"Le persone dai capelli rossi, un po' per leggenda un po' per scienza, sono spesso dei soggetti molto resistenti e forti dal punto di vista psicofisico, in grado di sopportare benissimo performance estreme. Non solo Jannik Sinner: dal bobbista Eugenio Monti, detto appunto 'il rosso volante' a un centrocampista tignoso e di quantità come Paul Scholes, sono vari i campioni nella storia, soprattutto scozzesi". Il professor Carlo Tranquilli, presidente della Federazione Medico Sportiva Italiana del Lazio e già direttore dell'Istituto di Medicina e Scienza dello Sport del Coni in numerose edizioni dei giochi olimpici, spiega al telefono con l'ANSA la mutazione genetica MC1R, che caratterizza anche il numero uno del tennis mondiale.

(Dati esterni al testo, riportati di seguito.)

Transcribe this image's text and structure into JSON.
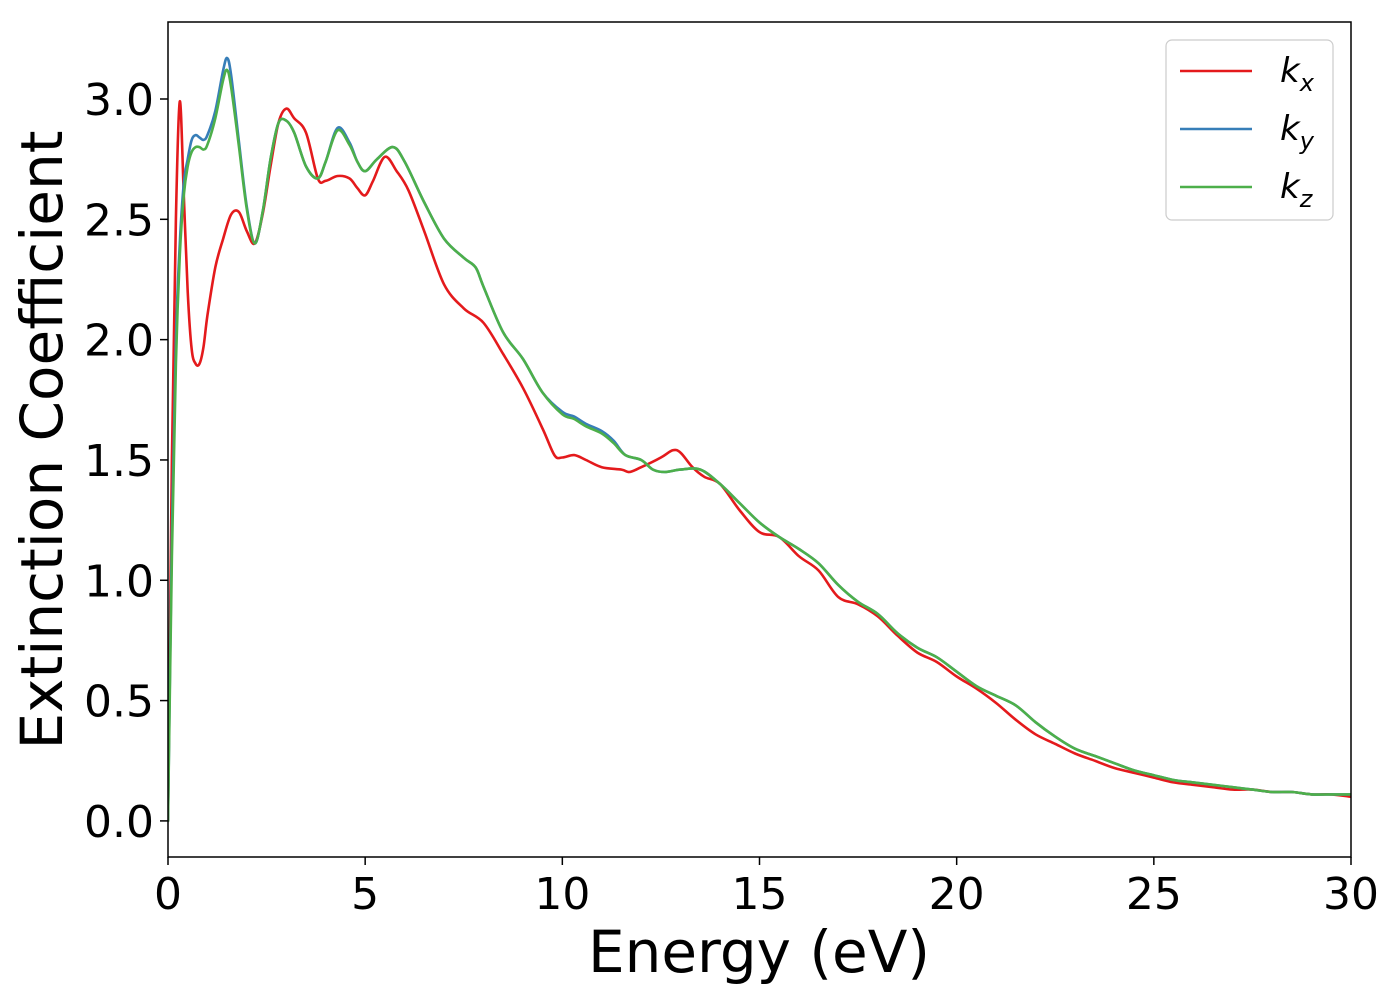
{
  "chart_data": {
    "type": "line",
    "title": "",
    "xlabel": "Energy (eV)",
    "ylabel": "Extinction Coefficient",
    "xlim": [
      0,
      30
    ],
    "ylim": [
      -0.15,
      3.32
    ],
    "xticks": [
      0,
      5,
      10,
      15,
      20,
      25,
      30
    ],
    "xtick_labels": [
      "0",
      "5",
      "10",
      "15",
      "20",
      "25",
      "30"
    ],
    "yticks": [
      0.0,
      0.5,
      1.0,
      1.5,
      2.0,
      2.5,
      3.0
    ],
    "ytick_labels": [
      "0.0",
      "0.5",
      "1.0",
      "1.5",
      "2.0",
      "2.5",
      "3.0"
    ],
    "grid": false,
    "legend_position": "top-right",
    "series": [
      {
        "name": "k",
        "subscript": "x",
        "color": "#e41a1c",
        "x": [
          0,
          0.1,
          0.2,
          0.3,
          0.4,
          0.5,
          0.6,
          0.7,
          0.8,
          0.9,
          1.0,
          1.2,
          1.4,
          1.6,
          1.8,
          2.0,
          2.2,
          2.4,
          2.6,
          2.8,
          3.0,
          3.2,
          3.5,
          3.8,
          4.0,
          4.3,
          4.6,
          4.8,
          5.0,
          5.2,
          5.5,
          5.8,
          6.1,
          6.5,
          7.0,
          7.5,
          8.0,
          8.5,
          9.0,
          9.5,
          9.8,
          10.0,
          10.3,
          10.6,
          11.0,
          11.5,
          11.7,
          12.0,
          12.5,
          12.8,
          13.0,
          13.3,
          13.6,
          14.0,
          14.5,
          15.0,
          15.5,
          16.0,
          16.5,
          17.0,
          17.5,
          18.0,
          18.5,
          19.0,
          19.5,
          20.0,
          20.5,
          21.0,
          21.5,
          22.0,
          22.5,
          23.0,
          23.5,
          24.0,
          24.5,
          25.0,
          25.5,
          26.0,
          26.5,
          27.0,
          27.5,
          28.0,
          28.5,
          29.0,
          29.5,
          30.0
        ],
        "y": [
          0.0,
          1.5,
          2.5,
          2.99,
          2.6,
          2.2,
          1.96,
          1.9,
          1.9,
          1.97,
          2.1,
          2.3,
          2.42,
          2.52,
          2.53,
          2.45,
          2.4,
          2.52,
          2.72,
          2.9,
          2.96,
          2.92,
          2.86,
          2.67,
          2.66,
          2.68,
          2.67,
          2.63,
          2.6,
          2.66,
          2.76,
          2.7,
          2.62,
          2.45,
          2.23,
          2.13,
          2.07,
          1.94,
          1.8,
          1.63,
          1.52,
          1.51,
          1.52,
          1.5,
          1.47,
          1.46,
          1.45,
          1.47,
          1.51,
          1.54,
          1.53,
          1.47,
          1.43,
          1.4,
          1.29,
          1.2,
          1.18,
          1.1,
          1.04,
          0.93,
          0.9,
          0.85,
          0.77,
          0.7,
          0.66,
          0.6,
          0.55,
          0.49,
          0.42,
          0.36,
          0.32,
          0.28,
          0.25,
          0.22,
          0.2,
          0.18,
          0.16,
          0.15,
          0.14,
          0.13,
          0.13,
          0.12,
          0.12,
          0.11,
          0.11,
          0.1
        ]
      },
      {
        "name": "k",
        "subscript": "y",
        "color": "#377eb8",
        "x": [
          0,
          0.1,
          0.2,
          0.3,
          0.4,
          0.5,
          0.6,
          0.7,
          0.8,
          0.9,
          1.0,
          1.2,
          1.4,
          1.5,
          1.6,
          1.8,
          2.0,
          2.2,
          2.4,
          2.6,
          2.8,
          3.0,
          3.2,
          3.5,
          3.8,
          4.0,
          4.3,
          4.6,
          4.8,
          5.0,
          5.3,
          5.7,
          6.0,
          6.5,
          7.0,
          7.5,
          7.8,
          8.0,
          8.5,
          9.0,
          9.5,
          10.0,
          10.3,
          10.6,
          11.0,
          11.3,
          11.6,
          12.0,
          12.3,
          12.6,
          13.0,
          13.5,
          14.0,
          14.5,
          15.0,
          15.5,
          16.0,
          16.5,
          17.0,
          17.5,
          18.0,
          18.5,
          19.0,
          19.5,
          20.0,
          20.5,
          21.0,
          21.5,
          22.0,
          22.5,
          23.0,
          23.5,
          24.0,
          24.5,
          25.0,
          25.5,
          26.0,
          26.5,
          27.0,
          27.5,
          28.0,
          28.5,
          29.0,
          29.5,
          30.0
        ],
        "y": [
          0.0,
          1.2,
          2.0,
          2.4,
          2.65,
          2.75,
          2.83,
          2.85,
          2.84,
          2.83,
          2.85,
          2.95,
          3.12,
          3.17,
          3.1,
          2.82,
          2.55,
          2.4,
          2.53,
          2.75,
          2.9,
          2.91,
          2.86,
          2.72,
          2.67,
          2.74,
          2.88,
          2.82,
          2.74,
          2.7,
          2.75,
          2.8,
          2.74,
          2.57,
          2.42,
          2.34,
          2.3,
          2.22,
          2.03,
          1.92,
          1.78,
          1.7,
          1.68,
          1.65,
          1.62,
          1.58,
          1.52,
          1.5,
          1.46,
          1.45,
          1.46,
          1.46,
          1.4,
          1.32,
          1.24,
          1.18,
          1.13,
          1.07,
          0.98,
          0.91,
          0.86,
          0.78,
          0.72,
          0.68,
          0.62,
          0.56,
          0.52,
          0.48,
          0.41,
          0.35,
          0.3,
          0.27,
          0.24,
          0.21,
          0.19,
          0.17,
          0.16,
          0.15,
          0.14,
          0.13,
          0.12,
          0.12,
          0.11,
          0.11,
          0.11
        ]
      },
      {
        "name": "k",
        "subscript": "z",
        "color": "#4daf4a",
        "x": [
          0,
          0.1,
          0.2,
          0.3,
          0.4,
          0.5,
          0.6,
          0.7,
          0.8,
          0.9,
          1.0,
          1.2,
          1.4,
          1.5,
          1.6,
          1.8,
          2.0,
          2.2,
          2.4,
          2.6,
          2.8,
          3.0,
          3.2,
          3.5,
          3.8,
          4.0,
          4.3,
          4.6,
          4.8,
          5.0,
          5.3,
          5.7,
          6.0,
          6.5,
          7.0,
          7.5,
          7.8,
          8.0,
          8.5,
          9.0,
          9.5,
          10.0,
          10.3,
          10.6,
          11.0,
          11.3,
          11.6,
          12.0,
          12.3,
          12.6,
          13.0,
          13.5,
          14.0,
          14.5,
          15.0,
          15.5,
          16.0,
          16.5,
          17.0,
          17.5,
          18.0,
          18.5,
          19.0,
          19.5,
          20.0,
          20.5,
          21.0,
          21.5,
          22.0,
          22.5,
          23.0,
          23.5,
          24.0,
          24.5,
          25.0,
          25.5,
          26.0,
          26.5,
          27.0,
          27.5,
          28.0,
          28.5,
          29.0,
          29.5,
          30.0
        ],
        "y": [
          0.0,
          1.1,
          1.9,
          2.35,
          2.6,
          2.72,
          2.78,
          2.8,
          2.8,
          2.79,
          2.81,
          2.92,
          3.08,
          3.12,
          3.05,
          2.8,
          2.54,
          2.4,
          2.53,
          2.75,
          2.9,
          2.91,
          2.86,
          2.72,
          2.67,
          2.74,
          2.87,
          2.81,
          2.74,
          2.7,
          2.75,
          2.8,
          2.74,
          2.57,
          2.42,
          2.34,
          2.3,
          2.22,
          2.03,
          1.92,
          1.78,
          1.69,
          1.67,
          1.64,
          1.61,
          1.57,
          1.52,
          1.5,
          1.46,
          1.45,
          1.46,
          1.46,
          1.4,
          1.32,
          1.24,
          1.18,
          1.13,
          1.07,
          0.98,
          0.91,
          0.86,
          0.78,
          0.72,
          0.68,
          0.62,
          0.56,
          0.52,
          0.48,
          0.41,
          0.35,
          0.3,
          0.27,
          0.24,
          0.21,
          0.19,
          0.17,
          0.16,
          0.15,
          0.14,
          0.13,
          0.12,
          0.12,
          0.11,
          0.11,
          0.11
        ]
      }
    ]
  }
}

"È comune a tutte le persone che hanno i capelli rossi, fa parte del loro patrimonio genetico - racconta -. È particolarmente diffusa nei paesi nordici, soprattutto in Scozia, poi scendendo resiste in alcune zone, mentre andando verso l'equatore non è presente. Cambiano proprio le cellule (i melanociti), in cui si forma la melanina, con i melanosomi al loro interno che invece di essere ovali sono rotondeggianti".

"Ma è una variazione naturale - sottolinea Tranquilli - un carattere distintivo molto forte che ha però delle conseguenze: le persone con questa genetica si ritrovano molto più a loro agio col freddo e con poca luce, mentre invece con una prolungata esposizione al sole - anche a causa della pelle più chiara - e temperature roventi si possono trovare in difficoltà".